You know those days….where you feel like you’ve been going 100 miles a minute all day long for at least a week; the laundry is piled up; you have no groceries left; every kid has something going on; you’re dog tired and just can’t wait to crawl into bed?! You know the days I’m talking about. I know you do.
On those days, there’s nothing more glorious than sleep. It comes quickly and easily. In fact, sleep on nights like this can be so deep for me that all of the nighttime noises just blend into the dreams I’m having. Dogs barking? Not a problem…those yapping wiener dogs blend into my dream just fine. Funny noises outside my window? Those work into my dream pretty well, too. Dogs barking again…hmmm…this dream is getting strange. More sounds outside my window….am I still dreaming? (Before I go further, let’s stop to ponder the ability of the human mind and body to go from a peaceful, deep slumbering state to an electrified state of alertness in less than 2 seconds. As well, it should be noted, that in my 15 years of marriage all slightly unnerving and out-of-the-ordinary events always occur when Guy is gone.)
Imagine my surprise as I throw back the curtain and see four little show heifers staring back at me! AHHHHH! My deep sleep and peaceful dreams were obviously over. At this point, the only thought going through my head was, “The kids will be useless. By the time I get them roused, the heifers will be half way to Blair!”

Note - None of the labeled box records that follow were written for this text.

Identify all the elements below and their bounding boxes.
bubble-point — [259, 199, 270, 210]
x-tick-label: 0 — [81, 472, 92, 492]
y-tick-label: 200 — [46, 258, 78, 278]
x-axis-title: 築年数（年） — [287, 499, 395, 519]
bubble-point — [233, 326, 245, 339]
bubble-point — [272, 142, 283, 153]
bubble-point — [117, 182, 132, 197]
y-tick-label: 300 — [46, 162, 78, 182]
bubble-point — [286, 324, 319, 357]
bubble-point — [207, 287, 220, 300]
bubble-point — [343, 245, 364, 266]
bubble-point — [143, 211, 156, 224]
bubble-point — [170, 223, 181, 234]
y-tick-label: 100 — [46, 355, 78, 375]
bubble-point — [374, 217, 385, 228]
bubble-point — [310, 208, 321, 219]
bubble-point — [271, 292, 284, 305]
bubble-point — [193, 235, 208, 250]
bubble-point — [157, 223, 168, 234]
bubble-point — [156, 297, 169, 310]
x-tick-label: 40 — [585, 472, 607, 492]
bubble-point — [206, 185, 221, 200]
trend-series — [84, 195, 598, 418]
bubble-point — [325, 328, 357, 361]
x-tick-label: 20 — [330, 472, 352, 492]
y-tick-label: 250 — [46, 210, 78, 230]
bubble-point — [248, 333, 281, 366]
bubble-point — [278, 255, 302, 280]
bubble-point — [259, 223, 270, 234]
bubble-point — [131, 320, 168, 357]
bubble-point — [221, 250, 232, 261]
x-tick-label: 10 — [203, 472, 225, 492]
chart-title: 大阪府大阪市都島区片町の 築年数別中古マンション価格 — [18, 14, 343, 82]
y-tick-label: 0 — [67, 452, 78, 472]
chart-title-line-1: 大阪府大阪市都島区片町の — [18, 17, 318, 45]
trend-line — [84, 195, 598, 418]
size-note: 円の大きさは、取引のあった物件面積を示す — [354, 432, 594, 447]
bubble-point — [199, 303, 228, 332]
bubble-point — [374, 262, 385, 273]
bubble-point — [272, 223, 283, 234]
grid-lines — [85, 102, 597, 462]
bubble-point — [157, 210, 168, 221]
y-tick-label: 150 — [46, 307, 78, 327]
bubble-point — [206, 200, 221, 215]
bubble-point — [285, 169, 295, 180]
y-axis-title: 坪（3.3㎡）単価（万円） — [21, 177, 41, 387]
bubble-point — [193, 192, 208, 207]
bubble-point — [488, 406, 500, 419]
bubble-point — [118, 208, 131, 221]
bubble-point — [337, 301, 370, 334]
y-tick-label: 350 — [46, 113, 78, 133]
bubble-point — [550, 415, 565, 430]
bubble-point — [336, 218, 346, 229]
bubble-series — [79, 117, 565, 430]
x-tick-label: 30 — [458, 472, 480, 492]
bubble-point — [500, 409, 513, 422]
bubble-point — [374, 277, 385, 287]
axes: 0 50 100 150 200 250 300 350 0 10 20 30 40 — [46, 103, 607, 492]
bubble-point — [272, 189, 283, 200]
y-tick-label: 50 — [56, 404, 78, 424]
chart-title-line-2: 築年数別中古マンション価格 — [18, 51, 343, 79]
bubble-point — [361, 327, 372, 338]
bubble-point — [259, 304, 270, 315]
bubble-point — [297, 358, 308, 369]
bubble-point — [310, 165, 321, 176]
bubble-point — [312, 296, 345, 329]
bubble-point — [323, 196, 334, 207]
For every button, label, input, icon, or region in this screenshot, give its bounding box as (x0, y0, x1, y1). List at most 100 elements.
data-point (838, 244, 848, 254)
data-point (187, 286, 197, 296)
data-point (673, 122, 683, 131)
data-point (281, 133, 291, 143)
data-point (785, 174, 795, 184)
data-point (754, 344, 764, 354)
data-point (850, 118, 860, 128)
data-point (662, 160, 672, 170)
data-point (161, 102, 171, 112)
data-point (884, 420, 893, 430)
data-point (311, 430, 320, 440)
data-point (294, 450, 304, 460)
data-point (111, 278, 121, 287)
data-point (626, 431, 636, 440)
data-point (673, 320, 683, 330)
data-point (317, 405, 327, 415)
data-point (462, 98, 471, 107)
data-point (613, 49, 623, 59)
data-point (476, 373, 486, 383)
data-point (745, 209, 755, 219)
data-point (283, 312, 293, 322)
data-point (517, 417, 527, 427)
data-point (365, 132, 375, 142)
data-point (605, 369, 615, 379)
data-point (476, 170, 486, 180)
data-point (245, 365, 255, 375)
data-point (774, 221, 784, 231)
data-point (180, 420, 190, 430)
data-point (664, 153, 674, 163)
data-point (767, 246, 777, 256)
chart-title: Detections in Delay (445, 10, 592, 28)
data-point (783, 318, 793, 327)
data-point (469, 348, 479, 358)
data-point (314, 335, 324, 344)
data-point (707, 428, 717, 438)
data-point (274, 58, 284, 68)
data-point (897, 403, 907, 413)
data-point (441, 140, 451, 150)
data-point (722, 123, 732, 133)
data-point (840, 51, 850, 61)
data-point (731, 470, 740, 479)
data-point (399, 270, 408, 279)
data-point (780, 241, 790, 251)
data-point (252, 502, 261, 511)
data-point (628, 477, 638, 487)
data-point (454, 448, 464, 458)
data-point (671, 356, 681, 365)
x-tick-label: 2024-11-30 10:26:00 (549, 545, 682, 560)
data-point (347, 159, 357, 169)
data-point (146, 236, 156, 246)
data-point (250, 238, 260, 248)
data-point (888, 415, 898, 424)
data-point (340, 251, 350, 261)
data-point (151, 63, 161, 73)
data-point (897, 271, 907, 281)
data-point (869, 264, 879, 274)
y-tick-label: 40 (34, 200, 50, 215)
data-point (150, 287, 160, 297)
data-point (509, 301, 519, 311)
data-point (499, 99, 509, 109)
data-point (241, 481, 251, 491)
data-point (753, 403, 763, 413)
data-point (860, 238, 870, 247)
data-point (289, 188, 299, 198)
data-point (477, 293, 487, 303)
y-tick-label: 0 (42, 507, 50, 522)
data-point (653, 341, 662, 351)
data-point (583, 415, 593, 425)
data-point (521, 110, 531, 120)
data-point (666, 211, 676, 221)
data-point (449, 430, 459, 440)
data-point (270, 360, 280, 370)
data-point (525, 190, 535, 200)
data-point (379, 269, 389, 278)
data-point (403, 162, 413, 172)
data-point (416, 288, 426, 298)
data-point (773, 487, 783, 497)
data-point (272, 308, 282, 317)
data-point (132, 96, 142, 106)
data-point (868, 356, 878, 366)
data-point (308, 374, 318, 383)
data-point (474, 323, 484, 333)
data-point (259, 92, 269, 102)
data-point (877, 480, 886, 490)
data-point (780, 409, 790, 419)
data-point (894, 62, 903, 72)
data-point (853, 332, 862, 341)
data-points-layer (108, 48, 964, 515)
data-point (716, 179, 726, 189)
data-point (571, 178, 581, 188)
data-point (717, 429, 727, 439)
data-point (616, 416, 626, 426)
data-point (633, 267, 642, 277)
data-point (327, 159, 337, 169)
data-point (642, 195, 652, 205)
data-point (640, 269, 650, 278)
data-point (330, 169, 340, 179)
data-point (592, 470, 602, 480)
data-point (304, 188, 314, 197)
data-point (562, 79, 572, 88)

So, I snag my coat, throw on my boots, and grab my phone as an afterthought, wondering, “Do I call Matt now, or wait until I’m in a real pickle?” (Matt, our neighbor and friend, has been the first responder to many similar incidences where I call in a panic and he always says, “I’ll be right there.”)
What I would have given for our old border collie as I assessed the situation, but as it was, it was just me, the darkness, and four heifers who were partying like someone left the gate open. As some may know, trying to herd heifers on a good day can be a bit of a challenge. Never mind that these four heifers are halter broke and gentle. All that means is I was trying to herd four arrogant divas who still have the flighty personality of your typical heifer. They didn’t herd. They didn’t come to a bucket of grain. They did, however, stop to destroy some hay bales for a spell so I could reconsider my plan of attack. I certainly can’t take credit for their next move, it was just pure luck that they decided to make a bee line, at a sprint, of course, for the gate I opened into the roping lane! What luck!
Now, I wonder which kid left the gate open and how long until I can fall back to sleep.